CHAPTER 1 WEALTH WITHOUT GUILT

Оглавление

Wealth! I have always wanted it – and chances are, so have you. But like many, I have lived with a tremendous guilt complex about money and wealth. Being born into a Christian home, brought up knowing and accepting the mission of the church – that of spreading the good news about Christ – and accepting Christ and His call to ministry at an early age – all this set the stage for a long and painful struggle over what seemed to be opposing ideas. How can one desire to be rich and be a Christian too? The more I examined my motives for being wealthy, the greater the tension.

The only profession that ever appealed to me was that of being a preacher. While other children played fireman, postman, doctor, lawyer, or truck driver, I played preacher. I cut my homiletical teeth preaching atop wood crates with my sister and her dollies as members. The call I felt to the ministry was so compelling that I even practiced baptizing. With one hand in the air, and while repeating the formula used by my father as he baptized, I took my sister under imaginary water. She couldn’t help being saved after being baptized so many times!

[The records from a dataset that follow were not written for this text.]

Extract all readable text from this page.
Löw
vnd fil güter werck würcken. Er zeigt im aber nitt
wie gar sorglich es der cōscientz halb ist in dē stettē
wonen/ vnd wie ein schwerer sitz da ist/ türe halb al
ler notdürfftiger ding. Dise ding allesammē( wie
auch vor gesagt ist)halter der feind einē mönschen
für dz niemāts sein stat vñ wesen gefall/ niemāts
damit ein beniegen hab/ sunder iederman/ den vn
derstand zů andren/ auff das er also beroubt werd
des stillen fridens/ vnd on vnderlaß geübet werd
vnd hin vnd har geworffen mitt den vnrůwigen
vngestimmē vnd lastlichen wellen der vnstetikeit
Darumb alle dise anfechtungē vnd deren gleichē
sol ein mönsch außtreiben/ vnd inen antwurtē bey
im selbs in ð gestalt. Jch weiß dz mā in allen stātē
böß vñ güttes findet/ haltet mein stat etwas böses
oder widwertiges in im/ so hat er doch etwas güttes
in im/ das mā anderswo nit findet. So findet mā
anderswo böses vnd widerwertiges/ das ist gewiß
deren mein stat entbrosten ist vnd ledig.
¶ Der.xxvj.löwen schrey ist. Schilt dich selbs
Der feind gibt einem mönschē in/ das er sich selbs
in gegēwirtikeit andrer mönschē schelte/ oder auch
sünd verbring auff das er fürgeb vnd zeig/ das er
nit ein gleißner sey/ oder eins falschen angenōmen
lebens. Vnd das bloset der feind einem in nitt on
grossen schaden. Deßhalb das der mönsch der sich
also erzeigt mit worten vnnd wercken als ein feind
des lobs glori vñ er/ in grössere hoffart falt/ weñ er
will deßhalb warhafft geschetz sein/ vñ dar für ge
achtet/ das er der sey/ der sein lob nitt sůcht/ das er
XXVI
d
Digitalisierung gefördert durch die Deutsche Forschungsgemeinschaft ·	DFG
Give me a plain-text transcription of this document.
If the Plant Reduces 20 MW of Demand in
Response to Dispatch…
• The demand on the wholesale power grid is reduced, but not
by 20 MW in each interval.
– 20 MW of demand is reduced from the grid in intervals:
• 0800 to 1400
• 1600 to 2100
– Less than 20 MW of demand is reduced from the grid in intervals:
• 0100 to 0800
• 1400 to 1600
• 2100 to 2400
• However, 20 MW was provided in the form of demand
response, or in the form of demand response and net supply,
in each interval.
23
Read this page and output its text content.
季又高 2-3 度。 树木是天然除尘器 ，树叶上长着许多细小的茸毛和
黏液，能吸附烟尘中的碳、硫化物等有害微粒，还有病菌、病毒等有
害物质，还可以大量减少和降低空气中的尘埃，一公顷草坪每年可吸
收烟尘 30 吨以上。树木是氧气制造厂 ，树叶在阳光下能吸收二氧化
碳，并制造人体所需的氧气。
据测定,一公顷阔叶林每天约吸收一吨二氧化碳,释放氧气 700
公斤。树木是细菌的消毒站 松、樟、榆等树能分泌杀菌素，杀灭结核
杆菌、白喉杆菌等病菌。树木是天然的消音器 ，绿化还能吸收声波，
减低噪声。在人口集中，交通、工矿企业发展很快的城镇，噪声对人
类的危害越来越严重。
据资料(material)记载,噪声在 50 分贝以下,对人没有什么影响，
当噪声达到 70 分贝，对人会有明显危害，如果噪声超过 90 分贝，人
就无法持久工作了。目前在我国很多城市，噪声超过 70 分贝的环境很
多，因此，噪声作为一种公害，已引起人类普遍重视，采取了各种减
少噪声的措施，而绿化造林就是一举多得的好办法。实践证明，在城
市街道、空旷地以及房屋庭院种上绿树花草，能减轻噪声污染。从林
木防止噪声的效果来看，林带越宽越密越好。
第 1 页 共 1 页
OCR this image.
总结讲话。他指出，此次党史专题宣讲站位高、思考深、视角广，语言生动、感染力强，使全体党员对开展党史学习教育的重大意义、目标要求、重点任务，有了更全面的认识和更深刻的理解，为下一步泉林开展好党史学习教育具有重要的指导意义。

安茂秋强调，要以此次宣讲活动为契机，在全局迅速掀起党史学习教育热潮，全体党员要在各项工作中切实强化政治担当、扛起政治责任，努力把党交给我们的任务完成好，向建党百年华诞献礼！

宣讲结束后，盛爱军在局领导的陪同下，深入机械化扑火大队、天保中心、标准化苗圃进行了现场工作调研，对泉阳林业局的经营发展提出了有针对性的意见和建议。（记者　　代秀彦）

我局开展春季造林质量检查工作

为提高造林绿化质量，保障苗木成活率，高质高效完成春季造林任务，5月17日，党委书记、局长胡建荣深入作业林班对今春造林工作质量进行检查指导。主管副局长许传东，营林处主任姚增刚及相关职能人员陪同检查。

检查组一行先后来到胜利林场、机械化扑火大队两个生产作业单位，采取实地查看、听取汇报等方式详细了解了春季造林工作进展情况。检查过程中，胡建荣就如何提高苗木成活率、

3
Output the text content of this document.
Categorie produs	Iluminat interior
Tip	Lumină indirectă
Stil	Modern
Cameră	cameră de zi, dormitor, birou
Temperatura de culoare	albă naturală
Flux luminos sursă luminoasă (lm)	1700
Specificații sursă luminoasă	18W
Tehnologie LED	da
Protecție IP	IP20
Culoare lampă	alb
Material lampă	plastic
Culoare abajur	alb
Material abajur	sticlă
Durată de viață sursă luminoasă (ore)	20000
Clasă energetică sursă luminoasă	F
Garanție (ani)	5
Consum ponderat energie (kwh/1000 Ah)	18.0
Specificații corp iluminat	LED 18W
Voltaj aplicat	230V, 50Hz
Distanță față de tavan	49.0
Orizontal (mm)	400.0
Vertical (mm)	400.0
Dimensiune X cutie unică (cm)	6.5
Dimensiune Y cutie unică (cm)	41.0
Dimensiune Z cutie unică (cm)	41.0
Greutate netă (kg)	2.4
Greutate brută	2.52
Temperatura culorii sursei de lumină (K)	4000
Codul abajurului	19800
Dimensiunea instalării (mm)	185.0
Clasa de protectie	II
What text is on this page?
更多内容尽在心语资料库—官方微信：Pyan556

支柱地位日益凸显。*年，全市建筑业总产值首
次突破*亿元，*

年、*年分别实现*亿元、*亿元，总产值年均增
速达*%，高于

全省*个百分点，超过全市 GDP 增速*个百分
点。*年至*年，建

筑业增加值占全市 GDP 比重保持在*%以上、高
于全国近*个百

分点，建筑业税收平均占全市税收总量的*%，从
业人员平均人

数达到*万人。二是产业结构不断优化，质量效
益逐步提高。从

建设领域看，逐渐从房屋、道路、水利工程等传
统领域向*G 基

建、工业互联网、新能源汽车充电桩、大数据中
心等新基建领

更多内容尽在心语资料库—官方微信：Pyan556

Even as I entered junior high school, my desire to imitate my father, a devoted Christian minister, was seen in how I dressed at school. No casual clothes for me. Shirt, tie, and dress shoes were all that I permitted myself to wear. There was no mistaking what I wanted to be – a preacher. I looked like a preacher and acted like a preacher. As a teenager, women, wine, and riotous living were not my downfall. I wanted to live a pure life for Jesus, especially because of my call to the ministry. But I never dared reveal one of my deepest wishes – that of being wealthy. Even now – though I know the feelings are not legitimate, I cannot help but feel a bit ashamed and somehow “unspiritual” as I approach writing about the subject of wealth. What supposedly “spiritual” man in his right mind would desire something so carnal as money? And shouldn’t preachers be concerned only with spiritual matters?

But through the years, the material needs of humanity have pressed upon my heart. I have longed to answer those needs with more than a prayer but also with profits – not just with sympathetic words but with personal wealth. But where were the preachers to resolve the tension I felt? Where were the Christian businessmen who felt good about their wealth? Where were the Bible lessons or classes that taught more than tithing, freewill offerings, sacrifice, and prudence? Where was the encouragement to increase one’s personal wealth so that there could be more to sacrifice?

It seemed to me that if one were to become wealthy, it would have to be without the church’s encouragement. Like so many other Christians, my guilt became heavier with church activity and attendance. Why was I feeling so guilty about wealth? Why did the church add to this guilt? Where did this come from? And was this how God wanted us to feel about wealth?

Well, my friend, this is what Wealth Without Guilt is all about. This book seeks to answer the questions that have arisen in my own mind about wealth and spirituality. I am sure many other elements come into play concerning the whole issue of wealth, but Wealth Without Guilt seeks to get at the root of the problem of guilt about wealth. My prayer is that this book will do for you what it has done for me and for the thousands of others who have attended my seminars.